Resumes
The Business Insider has
an article about a guy producing photos for a daily newspaper using an iPhone for a camera & Instagram for editing. Granted, daily newspaper photography isn't usually great, yesterday's papers are used for lining bird cages, washing windows & drop cloths etc…. But is using a phone & Instagram something to put on a resume?
The skills needed to put a picture in the paper used to mean something and there were a lot of skills & tools needed to get that picture into ink on paper. First, you needed a camera (& a guy who could use it)
Then you needed a darkroom to develop the film.
Then an enlarger to make your photo print. Then you needed to get a halftone made which required a process camera
These suckers required 2 rooms & then another darkroom to develop the film. To make the halftone dots on the film, you would mout a glass plate in front of the film. The glass plate had cross hatched diagonal lines scribed into it. All this photographic work was done by hand - no processors.

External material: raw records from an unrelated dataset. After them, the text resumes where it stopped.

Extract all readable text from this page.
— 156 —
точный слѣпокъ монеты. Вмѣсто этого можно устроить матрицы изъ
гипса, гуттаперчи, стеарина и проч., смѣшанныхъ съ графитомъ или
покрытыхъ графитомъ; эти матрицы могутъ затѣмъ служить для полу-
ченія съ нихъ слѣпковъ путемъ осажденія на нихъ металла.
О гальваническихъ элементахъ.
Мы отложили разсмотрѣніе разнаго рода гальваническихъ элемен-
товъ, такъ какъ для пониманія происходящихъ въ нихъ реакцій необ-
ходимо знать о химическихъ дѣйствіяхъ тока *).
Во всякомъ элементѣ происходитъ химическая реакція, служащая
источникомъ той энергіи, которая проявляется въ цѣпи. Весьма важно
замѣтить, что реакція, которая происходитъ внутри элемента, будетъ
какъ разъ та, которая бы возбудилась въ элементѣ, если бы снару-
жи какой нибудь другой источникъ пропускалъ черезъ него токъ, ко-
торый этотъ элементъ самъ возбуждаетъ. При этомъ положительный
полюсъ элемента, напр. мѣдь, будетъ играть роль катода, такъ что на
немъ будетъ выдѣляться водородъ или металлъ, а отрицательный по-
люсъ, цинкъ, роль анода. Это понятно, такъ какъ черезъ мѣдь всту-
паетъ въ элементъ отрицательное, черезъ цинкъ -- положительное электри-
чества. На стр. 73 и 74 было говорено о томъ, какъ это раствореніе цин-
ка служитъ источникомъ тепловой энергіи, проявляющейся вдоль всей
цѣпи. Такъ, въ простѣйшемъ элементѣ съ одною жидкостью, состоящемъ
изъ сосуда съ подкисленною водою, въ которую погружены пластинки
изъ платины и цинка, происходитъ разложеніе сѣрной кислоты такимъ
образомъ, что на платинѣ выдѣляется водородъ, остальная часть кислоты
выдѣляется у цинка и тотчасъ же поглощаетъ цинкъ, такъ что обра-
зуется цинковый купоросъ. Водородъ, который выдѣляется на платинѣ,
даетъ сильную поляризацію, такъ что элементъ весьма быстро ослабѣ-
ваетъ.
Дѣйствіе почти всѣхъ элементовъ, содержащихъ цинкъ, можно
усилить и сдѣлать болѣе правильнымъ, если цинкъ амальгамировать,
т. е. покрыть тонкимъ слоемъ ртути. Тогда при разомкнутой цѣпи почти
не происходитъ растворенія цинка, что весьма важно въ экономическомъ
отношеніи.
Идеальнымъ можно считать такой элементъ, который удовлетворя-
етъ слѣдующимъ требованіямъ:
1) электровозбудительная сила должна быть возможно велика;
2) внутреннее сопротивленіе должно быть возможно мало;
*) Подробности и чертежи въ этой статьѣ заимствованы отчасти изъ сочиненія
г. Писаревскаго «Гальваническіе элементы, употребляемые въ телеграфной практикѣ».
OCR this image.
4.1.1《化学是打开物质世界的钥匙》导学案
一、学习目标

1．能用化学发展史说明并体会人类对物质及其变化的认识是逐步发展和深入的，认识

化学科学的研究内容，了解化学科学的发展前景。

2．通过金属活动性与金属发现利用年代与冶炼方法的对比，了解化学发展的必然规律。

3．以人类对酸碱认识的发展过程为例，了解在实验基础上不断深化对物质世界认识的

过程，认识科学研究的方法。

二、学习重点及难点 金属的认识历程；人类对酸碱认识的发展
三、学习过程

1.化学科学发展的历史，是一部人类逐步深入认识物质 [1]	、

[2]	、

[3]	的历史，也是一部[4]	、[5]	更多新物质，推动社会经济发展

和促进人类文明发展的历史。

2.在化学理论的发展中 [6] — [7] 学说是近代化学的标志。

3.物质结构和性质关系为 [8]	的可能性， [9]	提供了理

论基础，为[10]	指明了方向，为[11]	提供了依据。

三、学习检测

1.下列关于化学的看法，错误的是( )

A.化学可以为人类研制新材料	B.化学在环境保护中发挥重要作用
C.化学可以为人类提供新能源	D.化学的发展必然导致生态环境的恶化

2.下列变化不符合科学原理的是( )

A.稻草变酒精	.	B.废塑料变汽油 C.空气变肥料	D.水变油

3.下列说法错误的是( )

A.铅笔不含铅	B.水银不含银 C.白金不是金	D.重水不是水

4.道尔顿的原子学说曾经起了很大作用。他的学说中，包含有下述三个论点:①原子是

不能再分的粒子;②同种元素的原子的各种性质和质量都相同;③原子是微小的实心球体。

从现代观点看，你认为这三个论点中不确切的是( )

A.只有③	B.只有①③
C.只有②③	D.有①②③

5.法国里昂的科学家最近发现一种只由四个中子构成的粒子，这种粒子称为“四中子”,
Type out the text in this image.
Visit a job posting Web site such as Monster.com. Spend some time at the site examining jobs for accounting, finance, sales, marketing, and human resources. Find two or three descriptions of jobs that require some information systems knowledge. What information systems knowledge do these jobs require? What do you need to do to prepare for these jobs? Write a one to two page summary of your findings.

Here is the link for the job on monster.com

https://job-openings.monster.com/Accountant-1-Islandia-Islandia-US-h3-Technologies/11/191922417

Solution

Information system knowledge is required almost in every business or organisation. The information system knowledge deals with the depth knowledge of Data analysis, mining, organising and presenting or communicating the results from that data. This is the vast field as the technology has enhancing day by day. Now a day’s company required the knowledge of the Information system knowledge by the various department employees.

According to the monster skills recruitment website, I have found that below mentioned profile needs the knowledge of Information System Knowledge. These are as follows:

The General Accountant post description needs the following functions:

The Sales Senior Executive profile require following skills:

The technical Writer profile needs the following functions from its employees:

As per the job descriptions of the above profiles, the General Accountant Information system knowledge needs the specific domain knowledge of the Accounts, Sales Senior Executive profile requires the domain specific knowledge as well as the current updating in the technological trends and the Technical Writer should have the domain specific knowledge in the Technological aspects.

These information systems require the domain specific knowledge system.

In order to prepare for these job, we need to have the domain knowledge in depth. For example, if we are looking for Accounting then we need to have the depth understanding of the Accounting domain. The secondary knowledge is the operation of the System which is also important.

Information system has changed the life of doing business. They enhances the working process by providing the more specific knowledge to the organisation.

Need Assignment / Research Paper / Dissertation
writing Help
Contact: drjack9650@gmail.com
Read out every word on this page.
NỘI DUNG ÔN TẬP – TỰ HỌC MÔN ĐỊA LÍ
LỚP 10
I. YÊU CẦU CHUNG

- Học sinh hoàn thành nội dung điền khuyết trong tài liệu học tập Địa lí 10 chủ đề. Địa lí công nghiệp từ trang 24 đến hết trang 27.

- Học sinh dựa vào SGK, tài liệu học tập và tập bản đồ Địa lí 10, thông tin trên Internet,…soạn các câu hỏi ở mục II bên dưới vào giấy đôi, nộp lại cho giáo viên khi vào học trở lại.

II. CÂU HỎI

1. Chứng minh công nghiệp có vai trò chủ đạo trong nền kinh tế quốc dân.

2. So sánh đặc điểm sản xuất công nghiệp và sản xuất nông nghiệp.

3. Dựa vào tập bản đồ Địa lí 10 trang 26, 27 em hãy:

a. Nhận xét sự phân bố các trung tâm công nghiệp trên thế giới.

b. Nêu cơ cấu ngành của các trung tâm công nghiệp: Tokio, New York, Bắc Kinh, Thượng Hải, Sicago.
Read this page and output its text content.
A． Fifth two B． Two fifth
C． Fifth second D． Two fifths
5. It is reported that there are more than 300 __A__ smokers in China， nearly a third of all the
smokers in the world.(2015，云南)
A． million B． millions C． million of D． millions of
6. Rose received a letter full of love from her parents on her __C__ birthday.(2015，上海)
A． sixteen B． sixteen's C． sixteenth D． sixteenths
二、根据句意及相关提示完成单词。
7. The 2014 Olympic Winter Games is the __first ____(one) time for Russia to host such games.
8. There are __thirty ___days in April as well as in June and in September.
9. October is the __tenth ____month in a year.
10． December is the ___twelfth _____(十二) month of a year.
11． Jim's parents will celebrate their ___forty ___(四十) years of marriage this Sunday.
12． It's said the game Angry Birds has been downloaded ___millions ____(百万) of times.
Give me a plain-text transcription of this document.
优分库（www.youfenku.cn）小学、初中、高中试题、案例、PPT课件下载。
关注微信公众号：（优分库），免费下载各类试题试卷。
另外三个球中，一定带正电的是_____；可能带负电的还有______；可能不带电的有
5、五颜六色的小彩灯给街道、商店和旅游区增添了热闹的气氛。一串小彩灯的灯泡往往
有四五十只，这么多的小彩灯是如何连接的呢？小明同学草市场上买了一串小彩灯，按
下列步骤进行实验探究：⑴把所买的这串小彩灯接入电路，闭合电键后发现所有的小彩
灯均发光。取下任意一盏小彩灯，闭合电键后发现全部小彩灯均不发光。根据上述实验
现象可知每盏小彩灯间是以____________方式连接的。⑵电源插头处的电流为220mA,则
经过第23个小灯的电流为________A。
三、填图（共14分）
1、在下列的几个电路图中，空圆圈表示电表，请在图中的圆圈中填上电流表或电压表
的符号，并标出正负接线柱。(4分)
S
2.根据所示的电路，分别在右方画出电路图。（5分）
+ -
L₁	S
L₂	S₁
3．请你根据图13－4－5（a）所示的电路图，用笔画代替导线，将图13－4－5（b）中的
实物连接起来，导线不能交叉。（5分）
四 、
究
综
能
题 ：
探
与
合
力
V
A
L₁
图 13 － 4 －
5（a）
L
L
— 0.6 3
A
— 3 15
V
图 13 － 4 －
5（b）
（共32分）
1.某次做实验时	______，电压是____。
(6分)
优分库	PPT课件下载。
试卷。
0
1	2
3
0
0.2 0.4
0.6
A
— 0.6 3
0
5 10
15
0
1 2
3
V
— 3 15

If you wanted to do local tone manipulation on the image there were a number of "dodge and burn" techniques available to the photographer but at this stage, the job would go to a dot etcher.
I couldn't find a picture of a dot etcher but every one I knew was a little off, so this one will do. They would live up to their name by applying a weak solution of potassium ferricyanide to the film to "etch" the dots on the film. Then the film would go to a stripper (I couldn't find an acceptable image) & then on to a platemaker
and then off to the press.
It was a long & tedious job & took not only a lot of people to do it but a lot of people to make the tools & materials to make it all work. Now a guy snaps the pic, sloshes it into a layout program, sends it to the press & a plate is burned, processed & mounted and printing commences.
It was a strange feeling when I saw my darkroom dismantled. I started to understand the saying, "I've forgot more than you'll ever know".
A&B, Dektol, Rubylith, Wratten 1A, Robertson, Crosfield, Scitex, dragon's blood, that weird photo transfer product whose name I forget? PMS? PMT?
Putting this crap on a resume would just confuse the average HR clown nowadays.
2 comments:
I don't know... I think it's cool that all this technology is becoming smaller and lighter, and that's impacting photojournalism, for sure. It enables different kinds of images -- quicker transmission, harder shots, etc.
Apples and oranges, my friend.
My point wasn't so much that the old way was better than the new way but that the old way produced a lot of workers who were considered skilled and could walk into pretty much any bank & get a home loan. If you try that now, telling a loan officer you can use an iPhone & Instagram, you'll get laughed out of the bank.
FWIW, John Warnock is a personal hero.